In issue 12 of the Molla Nasreddin magazine from 1907, it was reported that 2,000 manats were collected in 1906 for the repair of the mosque with the help of residents of the Ozan neighborhood. In 1920, during the Ganja uprising, part of the mosque was destroyed by cannon fire from the Bolsheviks who besieged the city. Additionally, during the suppression of the uprising, residents who had taken refuge in the mosque were burned alive inside. Mammad Altunbay, a military pilot and émigré originally from Ganja, personally witnessed the events in the mosque. He wrote about them in his book, published in Ankara in 1989. In his book, he notes that:

In the center of the Ozan Mosque, the charred bodies of hundreds of people twisted by the fire created a horrifying scene... The blood and fat of the innocent people burned alive flowed out from under the charred door. Among the corpses, there were faces, hands, feet, and braids that, though not completely burned, had turned black, further amplifying the immense horror of the tragedy. At the other end of the street, five or six Armenians were playing the accordion.

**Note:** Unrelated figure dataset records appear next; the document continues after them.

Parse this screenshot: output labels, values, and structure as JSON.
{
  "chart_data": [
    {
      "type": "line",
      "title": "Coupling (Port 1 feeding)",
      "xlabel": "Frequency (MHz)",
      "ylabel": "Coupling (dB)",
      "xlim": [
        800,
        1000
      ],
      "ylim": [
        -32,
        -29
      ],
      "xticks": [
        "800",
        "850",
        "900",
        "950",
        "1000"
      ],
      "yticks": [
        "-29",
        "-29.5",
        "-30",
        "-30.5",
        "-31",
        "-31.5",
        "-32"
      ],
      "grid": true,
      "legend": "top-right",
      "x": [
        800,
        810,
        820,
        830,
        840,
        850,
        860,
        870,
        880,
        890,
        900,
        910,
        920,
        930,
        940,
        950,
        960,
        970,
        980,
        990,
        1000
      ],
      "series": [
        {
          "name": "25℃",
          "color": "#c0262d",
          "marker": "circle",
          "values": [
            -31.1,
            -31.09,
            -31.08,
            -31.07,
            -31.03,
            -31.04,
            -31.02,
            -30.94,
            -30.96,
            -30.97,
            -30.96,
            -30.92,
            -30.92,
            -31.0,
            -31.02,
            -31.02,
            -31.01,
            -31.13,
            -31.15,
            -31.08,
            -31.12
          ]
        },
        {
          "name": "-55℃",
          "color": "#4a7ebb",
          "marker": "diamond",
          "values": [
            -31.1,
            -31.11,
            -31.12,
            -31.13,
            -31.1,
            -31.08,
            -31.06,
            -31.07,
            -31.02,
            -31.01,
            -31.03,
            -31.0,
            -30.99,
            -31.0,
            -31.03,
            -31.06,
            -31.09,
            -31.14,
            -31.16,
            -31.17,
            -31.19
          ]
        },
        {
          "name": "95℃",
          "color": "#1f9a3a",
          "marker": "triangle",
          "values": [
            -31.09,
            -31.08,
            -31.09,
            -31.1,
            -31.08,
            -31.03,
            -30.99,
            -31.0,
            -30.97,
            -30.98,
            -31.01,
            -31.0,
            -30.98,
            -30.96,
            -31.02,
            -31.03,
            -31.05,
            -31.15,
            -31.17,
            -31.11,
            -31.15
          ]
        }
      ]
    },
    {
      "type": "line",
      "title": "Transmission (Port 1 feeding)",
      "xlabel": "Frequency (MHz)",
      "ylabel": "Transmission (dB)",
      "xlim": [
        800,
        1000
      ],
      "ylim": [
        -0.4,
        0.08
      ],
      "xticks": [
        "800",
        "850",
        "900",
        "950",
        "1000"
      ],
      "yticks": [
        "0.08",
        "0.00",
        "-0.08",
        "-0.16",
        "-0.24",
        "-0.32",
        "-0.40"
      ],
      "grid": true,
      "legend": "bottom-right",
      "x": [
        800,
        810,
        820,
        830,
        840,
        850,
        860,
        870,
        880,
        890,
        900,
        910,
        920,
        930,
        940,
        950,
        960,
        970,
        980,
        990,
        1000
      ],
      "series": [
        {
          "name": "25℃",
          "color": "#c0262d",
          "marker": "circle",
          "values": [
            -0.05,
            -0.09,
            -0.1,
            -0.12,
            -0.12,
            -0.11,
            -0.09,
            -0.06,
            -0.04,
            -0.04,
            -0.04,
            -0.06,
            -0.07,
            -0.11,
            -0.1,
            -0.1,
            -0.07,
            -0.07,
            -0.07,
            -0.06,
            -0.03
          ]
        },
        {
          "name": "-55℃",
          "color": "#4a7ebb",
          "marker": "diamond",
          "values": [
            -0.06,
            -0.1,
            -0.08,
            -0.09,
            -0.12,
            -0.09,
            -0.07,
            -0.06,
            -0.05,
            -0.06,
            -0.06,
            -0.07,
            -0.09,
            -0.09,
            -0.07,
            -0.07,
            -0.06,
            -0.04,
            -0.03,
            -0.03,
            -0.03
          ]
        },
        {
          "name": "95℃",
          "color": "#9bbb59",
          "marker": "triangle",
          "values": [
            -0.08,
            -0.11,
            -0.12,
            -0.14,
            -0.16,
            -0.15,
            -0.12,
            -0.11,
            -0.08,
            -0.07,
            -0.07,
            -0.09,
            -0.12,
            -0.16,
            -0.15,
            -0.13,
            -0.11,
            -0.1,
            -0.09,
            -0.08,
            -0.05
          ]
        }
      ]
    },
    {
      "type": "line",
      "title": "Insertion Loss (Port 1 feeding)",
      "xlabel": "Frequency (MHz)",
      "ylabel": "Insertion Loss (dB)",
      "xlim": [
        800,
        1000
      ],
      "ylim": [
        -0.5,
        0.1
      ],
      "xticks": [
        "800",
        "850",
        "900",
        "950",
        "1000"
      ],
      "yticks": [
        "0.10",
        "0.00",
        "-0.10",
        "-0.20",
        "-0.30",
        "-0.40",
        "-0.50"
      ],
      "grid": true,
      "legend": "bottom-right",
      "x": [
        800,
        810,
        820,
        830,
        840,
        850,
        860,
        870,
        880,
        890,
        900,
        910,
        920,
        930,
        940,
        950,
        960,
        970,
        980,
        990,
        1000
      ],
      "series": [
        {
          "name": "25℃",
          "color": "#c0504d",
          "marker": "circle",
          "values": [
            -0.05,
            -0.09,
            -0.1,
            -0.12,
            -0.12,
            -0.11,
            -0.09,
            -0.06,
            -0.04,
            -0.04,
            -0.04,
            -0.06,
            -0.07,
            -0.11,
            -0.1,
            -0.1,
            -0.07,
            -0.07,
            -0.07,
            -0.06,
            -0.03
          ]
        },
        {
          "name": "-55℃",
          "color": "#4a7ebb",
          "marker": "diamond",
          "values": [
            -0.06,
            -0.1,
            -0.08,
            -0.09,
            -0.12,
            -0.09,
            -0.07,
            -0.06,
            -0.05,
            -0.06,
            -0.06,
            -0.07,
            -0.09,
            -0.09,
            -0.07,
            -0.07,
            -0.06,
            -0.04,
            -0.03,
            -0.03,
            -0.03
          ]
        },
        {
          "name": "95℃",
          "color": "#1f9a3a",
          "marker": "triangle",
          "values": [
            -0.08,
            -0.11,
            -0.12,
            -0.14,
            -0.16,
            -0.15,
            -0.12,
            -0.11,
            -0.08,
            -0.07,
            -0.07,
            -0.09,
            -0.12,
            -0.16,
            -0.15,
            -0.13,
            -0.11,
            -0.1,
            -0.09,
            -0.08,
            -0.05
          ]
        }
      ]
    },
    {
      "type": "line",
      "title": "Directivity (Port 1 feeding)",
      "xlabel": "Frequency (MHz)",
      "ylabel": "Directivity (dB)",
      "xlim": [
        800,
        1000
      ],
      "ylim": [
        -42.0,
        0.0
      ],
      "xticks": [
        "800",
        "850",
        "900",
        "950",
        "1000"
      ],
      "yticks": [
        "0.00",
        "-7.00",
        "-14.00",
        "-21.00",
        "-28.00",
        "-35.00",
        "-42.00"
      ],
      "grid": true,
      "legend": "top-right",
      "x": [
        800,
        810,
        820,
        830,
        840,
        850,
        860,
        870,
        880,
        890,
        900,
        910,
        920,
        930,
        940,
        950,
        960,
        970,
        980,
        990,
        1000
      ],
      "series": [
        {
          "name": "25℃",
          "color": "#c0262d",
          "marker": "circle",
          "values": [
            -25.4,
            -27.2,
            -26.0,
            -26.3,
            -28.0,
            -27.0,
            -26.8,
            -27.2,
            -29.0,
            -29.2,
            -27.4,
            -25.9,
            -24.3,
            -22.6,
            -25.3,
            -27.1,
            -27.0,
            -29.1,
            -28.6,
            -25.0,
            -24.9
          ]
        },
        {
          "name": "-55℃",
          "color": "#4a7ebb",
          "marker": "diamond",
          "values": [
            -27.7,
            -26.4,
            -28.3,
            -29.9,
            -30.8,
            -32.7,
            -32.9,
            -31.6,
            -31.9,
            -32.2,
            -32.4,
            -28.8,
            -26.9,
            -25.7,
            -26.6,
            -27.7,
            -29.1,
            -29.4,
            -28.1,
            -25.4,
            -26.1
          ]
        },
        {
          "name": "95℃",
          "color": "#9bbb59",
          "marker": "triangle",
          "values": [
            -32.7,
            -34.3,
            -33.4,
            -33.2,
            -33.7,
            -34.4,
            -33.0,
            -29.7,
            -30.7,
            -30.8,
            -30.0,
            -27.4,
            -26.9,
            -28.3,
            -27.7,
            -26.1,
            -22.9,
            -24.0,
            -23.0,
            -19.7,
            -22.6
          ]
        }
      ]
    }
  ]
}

After the Soviet occupation of Azerbaijan, an official campaign against religion began in 1928. In December of that year, the Central Committee of the Communist Party of Azerbaijan transferred many mosques, churches, and synagogues to the balance of clubs for educational purposes. While there were 3,000 mosques in Azerbaijan in 1917, this number decreased to 1,700 in 1927, 1,369 in 1928, and only 17 by 1933. The Ozan Mosque was closed to worship during this period. The building was initially used as a workshop for the blind and later as a grocery store. In 1979, the mosque building was restored. Paintings were created on its interior walls by artist Rustam Huseynquliyev. The building housed a Nizami memorial museum and a bookshop.

After Azerbaijan regained its independence, the mosque was included in the list of immovable historical and cultural monuments of local significance by Decision No. 132 of the Cabinet of Ministers of the Republic of Azerbaijan on August 2, 2001.

Currently, a library operates in the mosque.